Miller recommends replacing pork with turkey meat (such as turkey bacon) to help flavor the greens and using a low-sodium flavored broth like chicken or vegetable stock, which will remain added flavor without saturated fat and cholesterol. Finally, Miller uses smoked paprika to enhance the smoky flavor you normally get from smoked meats.
Christina Iaboni, RD grew up with Sloppy Joe’s made with ground beef, a seasoning packet, and loads of ketchup and brown sugar piled on a white burger. “This recipe is high in fat from ground beef and high in sugar from ketchup and brown sugar,” says Iaboni.
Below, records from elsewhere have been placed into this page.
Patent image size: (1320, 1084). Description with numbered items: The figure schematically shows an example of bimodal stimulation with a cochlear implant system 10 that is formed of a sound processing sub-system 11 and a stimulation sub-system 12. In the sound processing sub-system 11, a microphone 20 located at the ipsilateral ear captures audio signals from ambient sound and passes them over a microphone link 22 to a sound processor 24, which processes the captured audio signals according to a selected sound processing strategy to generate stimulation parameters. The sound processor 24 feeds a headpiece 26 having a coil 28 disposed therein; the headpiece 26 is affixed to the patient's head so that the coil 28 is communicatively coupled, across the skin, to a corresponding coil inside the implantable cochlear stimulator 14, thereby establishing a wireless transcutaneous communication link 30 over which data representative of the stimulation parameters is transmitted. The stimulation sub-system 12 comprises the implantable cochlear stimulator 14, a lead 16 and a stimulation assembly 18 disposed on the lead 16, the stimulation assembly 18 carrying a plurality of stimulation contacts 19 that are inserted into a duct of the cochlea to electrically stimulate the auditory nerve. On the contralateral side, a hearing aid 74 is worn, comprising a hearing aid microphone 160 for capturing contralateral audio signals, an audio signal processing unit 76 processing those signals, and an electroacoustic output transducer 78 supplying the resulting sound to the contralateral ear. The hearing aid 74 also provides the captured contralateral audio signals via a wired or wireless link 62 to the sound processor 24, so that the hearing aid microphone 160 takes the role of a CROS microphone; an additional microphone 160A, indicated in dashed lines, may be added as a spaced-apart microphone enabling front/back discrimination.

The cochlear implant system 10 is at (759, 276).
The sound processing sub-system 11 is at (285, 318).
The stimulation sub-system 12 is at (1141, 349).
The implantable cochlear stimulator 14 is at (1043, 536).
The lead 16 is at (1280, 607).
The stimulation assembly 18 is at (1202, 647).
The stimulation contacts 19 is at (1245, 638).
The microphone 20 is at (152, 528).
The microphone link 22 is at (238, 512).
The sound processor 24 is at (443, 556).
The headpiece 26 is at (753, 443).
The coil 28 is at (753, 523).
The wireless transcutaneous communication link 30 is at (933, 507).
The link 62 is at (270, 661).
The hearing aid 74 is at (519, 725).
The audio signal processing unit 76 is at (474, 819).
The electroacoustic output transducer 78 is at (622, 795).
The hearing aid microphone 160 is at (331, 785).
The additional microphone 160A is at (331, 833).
Instead, Iaboni uses lean ground beef (at least 90% lean), ground turkey (93% lean or more), or lentils, add fiber. Iaboni recommends swapping out a pre-made condiment mix with ketchup and sugar for a homemade tomato puree or ketchup with condiments. For an extra fiber boost, swap out the white bun for a whole grain bun.
Rhyan Geiger, RDN, owner of Nutritionist Phoenix Vegan says her grandmother who lives in the Midwest makes the best potato soup, but the original recipe calls for nearly a stick of butter, cream, and quite a bit of salt. To make the recipe healthier, Geiger swapped out the butter for some olive oil. Instead of full-fat cream, she uses non-dairy milk like oat milk to reduce the fat content. She also uses herbs and spices to spice things up when cutting back on salt. Finally, she left the potato skins on for extra fiber.
We all have a family member who just needs to bake the best baked goods. Kathy Levin, RDN, CDCES, DipACLM, owner of Nutritionally simple says her wonderful aunt Bessie has a pumpkin bread recipe that the whole family loves. “Every year, she would make each loaf, meticulously wrap them in foil, and deliver them to everyone. When I took on the quest, I noticed that the fat and sugar content was off the charts,” Levin said. Over the years, Levin has modify the recipe gradually cut fat and sugar and increase fiber. The best part? No one is wiser. Her simple swaps include using apple sauce for a little oil, using egg whites and flaxseed eggs for whole eggs, and incorporating pastry flour instead of all-purpose flour.
*This article was written and/or reviewed by an independently registered dietitian.